Ancora quei migranti per i quali il Papa continua a chiedere solidarietà, come ha detto ancora ieri a Cipro, e tra i quali andrà domani per quella visita a Lesvos che rappresenta forse il momento più atteso del viaggio. “Vorrei esortare nuovamente a una visione d’insieme, comunitaria, di fronte alla questione migratoria, e incoraggiare a rivolgere attenzione ai più bisognosi perché, secondo le possibilità di ciascun Paese, siano accolti, protetti, promossi e integrati nel pieno rispetto dei loro diritti umani e della loro dignità. Più che un ostacolo per il presente, ciò rappresenta una garanzia per il futuro, perché sia nel segno di una convivenza pacifica con quanti sempre di più sono costretti a fuggire in cerca di casa e di speranza. Sono i protagonisti di una terribile moderna odissea”.

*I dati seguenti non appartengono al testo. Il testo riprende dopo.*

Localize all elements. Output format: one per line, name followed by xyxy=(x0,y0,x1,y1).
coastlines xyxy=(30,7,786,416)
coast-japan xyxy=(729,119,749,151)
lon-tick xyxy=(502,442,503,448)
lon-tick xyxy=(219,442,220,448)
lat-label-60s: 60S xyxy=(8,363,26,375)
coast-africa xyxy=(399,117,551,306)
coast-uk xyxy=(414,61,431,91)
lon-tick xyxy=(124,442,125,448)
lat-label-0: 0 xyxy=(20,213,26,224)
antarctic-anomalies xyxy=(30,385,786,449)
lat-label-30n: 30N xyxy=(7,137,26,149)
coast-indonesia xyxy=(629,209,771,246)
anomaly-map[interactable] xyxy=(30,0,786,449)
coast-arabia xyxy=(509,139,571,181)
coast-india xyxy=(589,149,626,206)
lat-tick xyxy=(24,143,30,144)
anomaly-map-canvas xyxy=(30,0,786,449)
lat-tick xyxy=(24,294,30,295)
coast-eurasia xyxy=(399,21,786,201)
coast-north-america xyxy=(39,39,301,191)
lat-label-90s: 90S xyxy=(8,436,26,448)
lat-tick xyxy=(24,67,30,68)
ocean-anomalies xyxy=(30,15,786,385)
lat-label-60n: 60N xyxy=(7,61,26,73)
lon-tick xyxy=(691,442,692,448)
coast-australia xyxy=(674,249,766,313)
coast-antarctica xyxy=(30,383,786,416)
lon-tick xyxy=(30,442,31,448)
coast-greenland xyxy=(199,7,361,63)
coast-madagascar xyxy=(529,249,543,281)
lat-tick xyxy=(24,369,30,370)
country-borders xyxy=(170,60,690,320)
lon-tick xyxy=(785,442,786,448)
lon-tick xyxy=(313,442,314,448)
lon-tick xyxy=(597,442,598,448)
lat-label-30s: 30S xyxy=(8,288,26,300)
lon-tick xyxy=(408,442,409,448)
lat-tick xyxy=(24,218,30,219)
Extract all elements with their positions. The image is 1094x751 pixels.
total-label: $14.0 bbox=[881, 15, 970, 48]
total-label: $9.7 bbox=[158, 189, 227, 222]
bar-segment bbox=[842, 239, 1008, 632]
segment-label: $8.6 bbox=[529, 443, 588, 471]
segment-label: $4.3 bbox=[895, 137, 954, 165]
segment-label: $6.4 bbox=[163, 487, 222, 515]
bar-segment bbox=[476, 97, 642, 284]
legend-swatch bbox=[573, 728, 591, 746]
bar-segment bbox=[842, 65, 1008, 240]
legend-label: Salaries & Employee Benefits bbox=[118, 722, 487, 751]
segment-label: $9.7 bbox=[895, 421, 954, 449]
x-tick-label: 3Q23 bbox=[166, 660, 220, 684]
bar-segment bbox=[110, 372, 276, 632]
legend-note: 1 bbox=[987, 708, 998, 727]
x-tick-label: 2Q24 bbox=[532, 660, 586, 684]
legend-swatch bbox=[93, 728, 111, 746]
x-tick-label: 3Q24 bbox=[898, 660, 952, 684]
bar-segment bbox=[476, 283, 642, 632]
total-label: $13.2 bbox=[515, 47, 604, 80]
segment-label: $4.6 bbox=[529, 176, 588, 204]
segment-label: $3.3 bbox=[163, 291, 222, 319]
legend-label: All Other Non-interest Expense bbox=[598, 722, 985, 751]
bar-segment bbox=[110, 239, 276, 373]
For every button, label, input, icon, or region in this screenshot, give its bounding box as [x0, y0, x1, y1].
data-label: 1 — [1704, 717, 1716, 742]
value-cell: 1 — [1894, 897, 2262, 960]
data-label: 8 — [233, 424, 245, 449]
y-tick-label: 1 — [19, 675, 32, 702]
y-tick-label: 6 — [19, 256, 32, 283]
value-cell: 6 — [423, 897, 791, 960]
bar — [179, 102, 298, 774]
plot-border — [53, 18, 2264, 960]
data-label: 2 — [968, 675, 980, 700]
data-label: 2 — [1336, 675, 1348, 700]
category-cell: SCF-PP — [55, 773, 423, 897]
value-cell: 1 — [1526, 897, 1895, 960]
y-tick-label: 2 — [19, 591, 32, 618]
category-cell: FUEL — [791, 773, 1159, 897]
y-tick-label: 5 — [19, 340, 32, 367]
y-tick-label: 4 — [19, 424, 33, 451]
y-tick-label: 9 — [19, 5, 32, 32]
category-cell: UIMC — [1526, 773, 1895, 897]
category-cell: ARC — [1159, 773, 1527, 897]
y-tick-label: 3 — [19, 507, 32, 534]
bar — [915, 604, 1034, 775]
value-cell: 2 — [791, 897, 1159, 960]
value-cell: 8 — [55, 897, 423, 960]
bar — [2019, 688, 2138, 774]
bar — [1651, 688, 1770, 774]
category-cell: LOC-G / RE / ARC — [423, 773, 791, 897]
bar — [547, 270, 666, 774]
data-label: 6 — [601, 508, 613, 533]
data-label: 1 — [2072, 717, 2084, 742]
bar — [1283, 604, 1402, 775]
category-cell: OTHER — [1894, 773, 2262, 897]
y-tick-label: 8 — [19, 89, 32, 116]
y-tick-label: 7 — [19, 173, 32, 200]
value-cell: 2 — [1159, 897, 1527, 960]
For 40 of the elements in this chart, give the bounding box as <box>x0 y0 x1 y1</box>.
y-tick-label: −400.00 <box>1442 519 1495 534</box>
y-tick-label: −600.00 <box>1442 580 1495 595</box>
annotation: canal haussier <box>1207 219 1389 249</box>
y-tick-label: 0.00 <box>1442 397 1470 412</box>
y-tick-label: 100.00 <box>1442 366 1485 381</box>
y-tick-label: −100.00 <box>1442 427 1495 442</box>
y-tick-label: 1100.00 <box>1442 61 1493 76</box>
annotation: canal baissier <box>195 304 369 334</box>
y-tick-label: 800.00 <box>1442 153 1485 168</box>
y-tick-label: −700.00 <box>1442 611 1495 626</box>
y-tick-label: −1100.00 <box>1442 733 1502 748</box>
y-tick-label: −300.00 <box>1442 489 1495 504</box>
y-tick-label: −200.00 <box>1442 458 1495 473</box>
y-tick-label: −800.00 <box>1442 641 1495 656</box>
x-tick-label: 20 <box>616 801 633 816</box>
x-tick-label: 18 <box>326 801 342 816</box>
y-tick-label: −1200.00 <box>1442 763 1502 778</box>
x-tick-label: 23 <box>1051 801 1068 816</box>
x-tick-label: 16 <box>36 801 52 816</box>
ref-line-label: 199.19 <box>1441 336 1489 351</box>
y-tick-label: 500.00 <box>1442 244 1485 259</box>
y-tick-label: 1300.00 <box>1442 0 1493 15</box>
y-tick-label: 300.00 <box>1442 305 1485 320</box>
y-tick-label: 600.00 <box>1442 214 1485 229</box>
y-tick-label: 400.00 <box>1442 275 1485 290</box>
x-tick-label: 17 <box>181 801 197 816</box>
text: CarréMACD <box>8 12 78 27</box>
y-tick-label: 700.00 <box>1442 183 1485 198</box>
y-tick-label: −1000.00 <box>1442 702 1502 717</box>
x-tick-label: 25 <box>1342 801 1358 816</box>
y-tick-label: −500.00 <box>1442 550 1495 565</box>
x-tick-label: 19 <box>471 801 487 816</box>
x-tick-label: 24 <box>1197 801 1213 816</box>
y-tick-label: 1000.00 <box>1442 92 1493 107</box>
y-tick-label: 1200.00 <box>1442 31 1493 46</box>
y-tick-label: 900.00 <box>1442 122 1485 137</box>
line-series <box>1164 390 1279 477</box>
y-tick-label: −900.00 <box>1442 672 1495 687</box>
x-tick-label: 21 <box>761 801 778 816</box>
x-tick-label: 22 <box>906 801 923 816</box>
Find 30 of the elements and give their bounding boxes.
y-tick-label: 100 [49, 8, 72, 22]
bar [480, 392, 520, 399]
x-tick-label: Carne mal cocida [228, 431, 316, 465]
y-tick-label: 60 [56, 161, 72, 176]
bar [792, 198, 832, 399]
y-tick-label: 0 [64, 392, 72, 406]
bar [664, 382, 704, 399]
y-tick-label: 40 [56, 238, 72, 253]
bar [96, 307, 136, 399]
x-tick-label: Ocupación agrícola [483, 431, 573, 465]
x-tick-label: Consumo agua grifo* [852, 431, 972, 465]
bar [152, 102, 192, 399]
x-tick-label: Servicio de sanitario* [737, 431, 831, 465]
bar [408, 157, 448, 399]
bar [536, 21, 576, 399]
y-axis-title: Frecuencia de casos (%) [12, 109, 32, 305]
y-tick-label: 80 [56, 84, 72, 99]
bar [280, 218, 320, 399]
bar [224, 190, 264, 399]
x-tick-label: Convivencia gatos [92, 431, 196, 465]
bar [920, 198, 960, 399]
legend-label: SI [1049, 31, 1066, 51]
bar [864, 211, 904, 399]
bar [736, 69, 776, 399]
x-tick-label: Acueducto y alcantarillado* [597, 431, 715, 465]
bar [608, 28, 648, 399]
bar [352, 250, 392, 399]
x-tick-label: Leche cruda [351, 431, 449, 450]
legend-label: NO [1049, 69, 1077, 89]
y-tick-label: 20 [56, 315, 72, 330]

Secondo appuntamento della giornata, quello con la Chiesa ortodossa. Francesco si è infatti recato prima all’Arcivescovado Ortodosso di Grecia per la visita di cortesia a Ieronymos II, arcivescovo di Atene e di tutta la Grecia, e poi all’Arcivescovado ortodosso di Grecia.

Sono venuto, ha detto il Papa, “con grande rispetto e umiltà, per rinnovare quella comunione apostolica e alimentare la carità fraterna”. Essa ha “radici comuni” apostoliche. “Sono quelle apostoliche. San Paolo le metteva in luce ricordando l’importanza di essere «edificati sopra il fondamento degli apostoli» (Ef 2,20). Queste radici, cresciute dal seme del Vangelo, proprio nella cultura ellenica hanno cominciato a portare grande frutto: penso a tanti Padri antichi e ai primi grandi Concili ecumenici. In seguito, purtroppo, siamo cresciuti lontani. Veleni mondani ci hanno contaminato, la zizzania del sospetto ha aumentato la distanza e abbiamo smesso di coltivare la comunione”. “La storia – ha detto ancora - ha il suo peso e oggi qui sento il bisogno di rinnovare la richiesta di perdono a Dio e ai fratelli per gli errori commessi da tanti cattolici. È però di gran conforto la certezza che le nostre radici sono apostoliche e che, nonostante le storture del tempo, la pianta di Dio cresce e porta frutti nello stesso Spirito”.

“Eppure – ha aggiunto - se le tradizioni proprie e le specificità di ciascuno portano ad arroccarsi e a prendere le distanze dagli altri, se «l’alterità non è qualcosa di qualificato dalla comunione, può difficilmente dar vita a una cultura soddisfacente» (I. Zizioulas, Comunione e alterità, Roma 2016, 16). La comunione tra i fratelli, invece, porta la benedizione divina. È comparata dai Salmi a «olio prezioso versato sul capo, che scende sulla barba» (Sal 133,2). Lo Spirito che si riversa nelle menti ci sospinge infatti a una fraternità più intensa, a strutturarci nella comunione. Non temiamoci dunque, ma aiutiamoci ad adorare Dio e a servire il prossimo, senza fare proselitismo e rispettando pienamente la libertà altrui, perché – come scrisse san Paolo – «dove c’è lo Spirito del Signore, c’è libertà» (2 Cor 3,17). Prego affinché lo Spirito di carità vinca le nostre resistenze e ci renda costruttori di comunione, perché «se davvero l’amore riesce a eliminare la paura e questa si trasforma in amore, allora si scoprirà che ciò che salva è l’unità» (S. Gregorio di Nissa, Omelia 15 sul Cantico dei Cantici)”.